简体   繁体   English

R 中的零膨胀准泊松模型(glmmadmb、pscl)

[英]Zero-Inflated Quasi-Poisson Models in R (glmmadmb, pscl)

Q: Can a valid, zero-inflated Quasi-Poisson model be fitted in R?问:可以在 R 中拟合有效的零膨胀准泊松模型吗?

I know zero-inflated Poisson and zero-inflated negative binomial both can be fitted with each pscl::zeroinfl() and glmmADMB::glmmadmb() .我知道零膨胀泊松和零膨胀负二项式都可以适合每个pscl::zeroinfl()glmmADMB::glmmadmb()

However, in the help-file examples for pscl::zeroinfl() , the Quasi-poisson is fitted without inflation but omitted from the inflation demonstration:然而,在pscl::zeroinfl()的帮助文件示例中,拟泊松在没有通货膨胀的情况下安装,但在通货膨胀演示中被省略:

## data
data("bioChemists", package = "pscl")

## without inflation
## ("art ~ ." is "art ~ fem + mar + kid5 + phd + ment")
fm_pois  <- glm(   art ~ ., data = bioChemists, family = poisson)
fm_qpois <- glm(   art ~ ., data = bioChemists, family = quasipoisson)
fm_nb    <- glm.nb(art ~ ., data = bioChemists)
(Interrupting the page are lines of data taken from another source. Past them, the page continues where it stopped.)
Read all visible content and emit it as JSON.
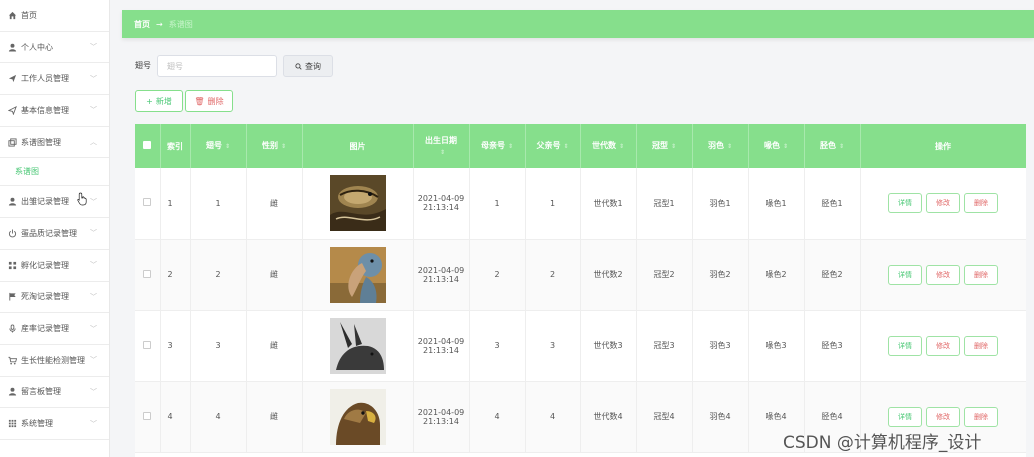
{
  "sidebar": {
    "items": [
      {
        "label": "首页",
        "icon": "home-icon",
        "chevron": false
      },
      {
        "label": "个人中心",
        "icon": "user-icon",
        "chevron": true
      },
      {
        "label": "工作人员管理",
        "icon": "send-icon",
        "chevron": true
      },
      {
        "label": "基本信息管理",
        "icon": "send-icon",
        "chevron": true
      },
      {
        "label": "系谱图管理",
        "icon": "copy-icon",
        "chevron": true,
        "expanded": true
      },
      {
        "label": "出雏记录管理",
        "icon": "user-icon",
        "chevron": true
      },
      {
        "label": "蛋品质记录管理",
        "icon": "power-icon",
        "chevron": true
      },
      {
        "label": "孵化记录管理",
        "icon": "grid-icon",
        "chevron": true
      },
      {
        "label": "死淘记录管理",
        "icon": "flag-icon",
        "chevron": true
      },
      {
        "label": "産率记录管理",
        "icon": "mic-icon",
        "chevron": true
      },
      {
        "label": "生长性能检测管理",
        "icon": "cart-icon",
        "chevron": true
      },
      {
        "label": "留言板管理",
        "icon": "user-icon",
        "chevron": true
      },
      {
        "label": "系统管理",
        "icon": "grid-icon",
        "chevron": true
      }
    ],
    "submenu_label": "系谱图"
  },
  "breadcrumb": {
    "home": "首页",
    "arrow": "→",
    "current": "系谱图"
  },
  "search": {
    "label": "翅号",
    "placeholder": "翅号",
    "button_label": "查询"
  },
  "actions": {
    "add_label": "新增",
    "delete_label": "删除"
  },
  "table": {
    "columns": [
      "索引",
      "翅号",
      "性别",
      "图片",
      "出生日期",
      "母亲号",
      "父亲号",
      "世代数",
      "冠型",
      "羽色",
      "喙色",
      "胫色",
      "操作"
    ],
    "rows": [
      {
        "index": "1",
        "wing": "1",
        "gender": "雌",
        "date": "2021-04-09",
        "time": "21:13:14",
        "mother": "1",
        "father": "1",
        "generation": "世代数1",
        "comb": "冠型1",
        "feather": "羽色1",
        "beak": "喙色1",
        "shank": "胫色1"
      },
      {
        "index": "2",
        "wing": "2",
        "gender": "雌",
        "date": "2021-04-09",
        "time": "21:13:14",
        "mother": "2",
        "father": "2",
        "generation": "世代数2",
        "comb": "冠型2",
        "feather": "羽色2",
        "beak": "喙色2",
        "shank": "胫色2"
      },
      {
        "index": "3",
        "wing": "3",
        "gender": "雌",
        "date": "2021-04-09",
        "time": "21:13:14",
        "mother": "3",
        "father": "3",
        "generation": "世代数3",
        "comb": "冠型3",
        "feather": "羽色3",
        "beak": "喙色3",
        "shank": "胫色3"
      },
      {
        "index": "4",
        "wing": "4",
        "gender": "雌",
        "date": "2021-04-09",
        "time": "21:13:14",
        "mother": "4",
        "father": "4",
        "generation": "世代数4",
        "comb": "冠型4",
        "feather": "羽色4",
        "beak": "喙色4",
        "shank": "胫色4"
      }
    ],
    "op_labels": {
      "detail": "详情",
      "edit": "修改",
      "delete": "删除"
    }
  },
  "watermark": "CSDN @计算机程序_设计",
  "colors": {
    "accent": "#86df8c",
    "accent_text": "#48c774",
    "danger": "#e06666"
  }
}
## with simple inflation (no regressors for zero component)
fm_zip  <- zeroinfl(art ~ . | 1, data = bioChemists)
fm_zinb <- zeroinfl(art ~ . | 1, data = bioChemists, dist = "negbin")

and the only options for dist are dist = c("poisson", "negbin", "geometric") . dist 的唯一选项是dist = c("poisson", "negbin", "geometric")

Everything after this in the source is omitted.